Using Machine Learning to Model Information Complexity in Risk Adjustment

Wednesday, June 15, 2016: 12:40 PM
B26 (Stiteler Hall)

Author(s): Jeffrey S. McCullough; Tsan-Yao Huang

Discussant: Colleen M. Carey

Health care has undergone a transformation in both the scale and variety of data. Information technologies such as electronic health record systems (EHRs) provide a rapidly expanding source of clinical data while the scale of more traditional data sources, such as administrative claims, continues to rise.
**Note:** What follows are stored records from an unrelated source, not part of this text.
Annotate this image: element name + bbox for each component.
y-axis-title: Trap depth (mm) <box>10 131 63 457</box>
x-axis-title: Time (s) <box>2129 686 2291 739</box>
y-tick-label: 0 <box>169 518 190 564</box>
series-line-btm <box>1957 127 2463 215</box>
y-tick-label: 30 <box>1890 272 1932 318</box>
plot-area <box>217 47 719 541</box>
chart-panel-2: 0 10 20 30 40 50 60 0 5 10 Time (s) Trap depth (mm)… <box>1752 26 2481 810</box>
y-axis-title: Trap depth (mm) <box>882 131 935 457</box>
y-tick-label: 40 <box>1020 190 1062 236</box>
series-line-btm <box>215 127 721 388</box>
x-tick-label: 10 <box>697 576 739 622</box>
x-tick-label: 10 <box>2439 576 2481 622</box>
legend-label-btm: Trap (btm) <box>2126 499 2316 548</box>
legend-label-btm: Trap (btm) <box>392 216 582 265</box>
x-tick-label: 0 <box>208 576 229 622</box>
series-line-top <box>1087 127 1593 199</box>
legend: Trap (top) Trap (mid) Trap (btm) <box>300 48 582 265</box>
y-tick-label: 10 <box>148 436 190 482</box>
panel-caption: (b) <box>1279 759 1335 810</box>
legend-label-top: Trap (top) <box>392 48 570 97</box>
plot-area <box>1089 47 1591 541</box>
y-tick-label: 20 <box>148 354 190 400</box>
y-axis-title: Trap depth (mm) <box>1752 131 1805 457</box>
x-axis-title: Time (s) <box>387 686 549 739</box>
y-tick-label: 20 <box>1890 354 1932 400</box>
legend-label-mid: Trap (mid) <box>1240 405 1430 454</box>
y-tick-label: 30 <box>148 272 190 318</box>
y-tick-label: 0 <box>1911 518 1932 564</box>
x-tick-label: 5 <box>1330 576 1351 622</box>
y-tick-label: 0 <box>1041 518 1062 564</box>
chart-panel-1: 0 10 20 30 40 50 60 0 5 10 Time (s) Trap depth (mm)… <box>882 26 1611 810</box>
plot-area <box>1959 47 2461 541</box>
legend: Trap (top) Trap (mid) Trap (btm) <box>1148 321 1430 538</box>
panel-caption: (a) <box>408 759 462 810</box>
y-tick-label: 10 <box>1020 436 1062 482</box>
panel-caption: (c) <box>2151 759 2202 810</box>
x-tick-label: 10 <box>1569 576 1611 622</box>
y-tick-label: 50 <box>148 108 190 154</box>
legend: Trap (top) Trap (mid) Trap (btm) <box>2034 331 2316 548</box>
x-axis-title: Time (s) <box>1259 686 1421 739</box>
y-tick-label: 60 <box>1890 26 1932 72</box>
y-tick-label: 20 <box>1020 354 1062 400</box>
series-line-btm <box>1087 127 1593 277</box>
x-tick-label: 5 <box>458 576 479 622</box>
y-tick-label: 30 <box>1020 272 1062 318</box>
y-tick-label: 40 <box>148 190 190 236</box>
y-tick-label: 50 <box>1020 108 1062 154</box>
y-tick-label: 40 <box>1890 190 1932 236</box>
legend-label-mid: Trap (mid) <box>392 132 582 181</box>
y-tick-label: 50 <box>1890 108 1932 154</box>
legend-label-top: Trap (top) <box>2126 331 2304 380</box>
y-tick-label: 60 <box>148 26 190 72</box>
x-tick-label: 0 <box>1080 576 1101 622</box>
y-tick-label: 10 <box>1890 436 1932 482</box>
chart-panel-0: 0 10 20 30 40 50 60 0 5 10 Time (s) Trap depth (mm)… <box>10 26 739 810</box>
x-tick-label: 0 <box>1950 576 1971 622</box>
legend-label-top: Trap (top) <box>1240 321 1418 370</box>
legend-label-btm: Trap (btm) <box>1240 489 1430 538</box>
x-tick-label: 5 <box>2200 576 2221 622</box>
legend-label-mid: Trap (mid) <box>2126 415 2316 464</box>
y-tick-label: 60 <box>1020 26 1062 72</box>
Other fields such as computer science and statistics have developed a wide range of machine learning or “big data” analytic techniques. These techniques are particularly powerful for prediction in stationary environments and signal detection in high-dimensional data. While these techniques are adept at out-of-sample prediction, they are typically atheoretical and may often produce biased parameter estimates.

We use these techniques to explore three issues related to clinical risk adjustment. First, we compare the accuracy of machine learning techniques to traditional algorithms for both in- and out-of-sample risk adjustment. Second, we compare the relative performance of these models over clinical conditions with more or less information complexity. Acute surgical conditions or acute myocardial infarctions (AMIs) could, for example, have a high-risk mortality but outcomes may be dependent on a fairly concise set of clinical information. Other conditions, such as pneumonia, that require medical management may depend on a broader set of clinical information. Modeling these conditions may also require more flexible specifications. Machine learning techniques may be especially beneficial for conditions with information complexity. Third, we use the risk adjustment algorithms in a model of hospital quality with endogenous choice. We measure the effect of Critical Access Hospitals (CAHs) on quality while using machine learning techniques to allow for heterogeneous treatment effects. The models are identified using differential distances between the closest CAH and non-CAH hospitals.

These models are estimated using Medicare Fee For Service (FFS) administrative claims data. These data describe all hospitalizations and all ER visits for the 2011 FFS Medicare population. We compare traditional risk adjustment algorithms to a variety of machine learning techniques. We first explore penalized regressions such as the least absolute shrinkage and selection operator (Lasso). These models employ a penalty function to select relevant covariates from a high-dimensional data vector. We then explore a variety of regression-tree based models such as boosting and bagging and random forests. Tree-based models may be more adept at handling non-linear inputs. The hospital selection and outcome models will be estimated by recursive bivariate probit using a double-selection process to correct for bias (Belloni et al., 2012 and 2014).

Preliminary results suggest that machine learning techniques provide more accurate risk adjustment for all clinical conditions. However, the magnitudes of the gains are small (e.g., a 1 to 2 percentage point improvement) for conditions such as AMI but substantially higher (e.g., about 8 percentage points) for conditions such as pneumonia.